As the ad progresses, more and more berries join until there is a swarm rolling across the countryside. In the final scene, the first wave of berries are pulverised by a man on a lawnmower.

Project: LocalChoice
Client: Paula Withell, brand marketing manager, Tesco
Brief: Tesco customers can now support their local dairy farmers by
buying LocalChoice milk from small local farms in their region
Creative agency: The Red Brick Road
Writer: Sam Cartmell
Art director: Jason Lawes
Planner: Kelsey Hodgkin
Media agency: Initiative
Media planner: Danny Donovan
Production company: Stink
Director: Neil Harris
Editor: Steve Gandolfi, Cut & Run
Post-production: Framestore CFC
Exposure: National TV


Tesco is responding to consumers' growing interest in protecting local communities and small businesses by launching a scheme called LocalChoice.

This gives small farms who don't work with the store the chance to sell their produce in the supermarket.

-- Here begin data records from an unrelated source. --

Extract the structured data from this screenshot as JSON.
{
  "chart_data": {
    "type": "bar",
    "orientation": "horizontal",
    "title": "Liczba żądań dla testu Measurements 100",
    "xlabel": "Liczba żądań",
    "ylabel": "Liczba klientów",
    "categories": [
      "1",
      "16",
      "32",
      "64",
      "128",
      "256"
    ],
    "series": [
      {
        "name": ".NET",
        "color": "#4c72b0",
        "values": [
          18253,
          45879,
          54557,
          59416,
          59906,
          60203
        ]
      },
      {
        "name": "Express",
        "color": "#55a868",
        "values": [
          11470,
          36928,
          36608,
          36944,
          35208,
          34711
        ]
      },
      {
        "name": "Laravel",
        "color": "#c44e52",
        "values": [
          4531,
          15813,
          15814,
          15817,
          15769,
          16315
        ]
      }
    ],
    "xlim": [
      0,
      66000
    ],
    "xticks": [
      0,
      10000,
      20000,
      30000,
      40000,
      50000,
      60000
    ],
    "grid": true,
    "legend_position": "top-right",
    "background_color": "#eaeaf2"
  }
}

The Red Brick Road has created a 30-second ad, starring Martin Clunes and Faye Ripley, promoting the initiative to the general public.

The execution begins with the couple on a camping trip, with the former man behaving badly looking out of place. Despite his discomfort, Clunes promises Ripley some fresh milk in the morning. So, pail in hand, he sets off in his pyjamas. But after a run-in with a cow, he spots a Tesco store and buys some fresh Cornish milk.

Project: Listerine Softmint Sensation launch DM
Clients: James Kenney, group marketing manager, oral care; Karen Baxter,
Listerine Professional marketing manager, Pfizer Consumer Healthcare
Brief: Promote Softmint Sensation to dental hygienists and dentists
Creative agency RMG Connect
Writer: Simon Kavanagh
Art director: Daryn Lawrence
Planner: Julie Borrows
Designer/photographer: n/s
Exposure: 23,505 dentists and dental hygienists


Listerine has recently launched Softmint Sensation, a new variant that has a milder flavour, designed to appeal to people who find the original flavour too harsh.

Before the launch, Pfizer wanted to promote the product to both dentists and dental hygienists, and briefed RMG Connect with the task.

The agency created a mailer designed to show that the variant was softer than other products, but that it still had some bite. On the front cover is a picture of a cute and cuddly teddybear. However, on the back page, the toy has his teeth and claws out. Inside is product information, as well as an order form for a free trial.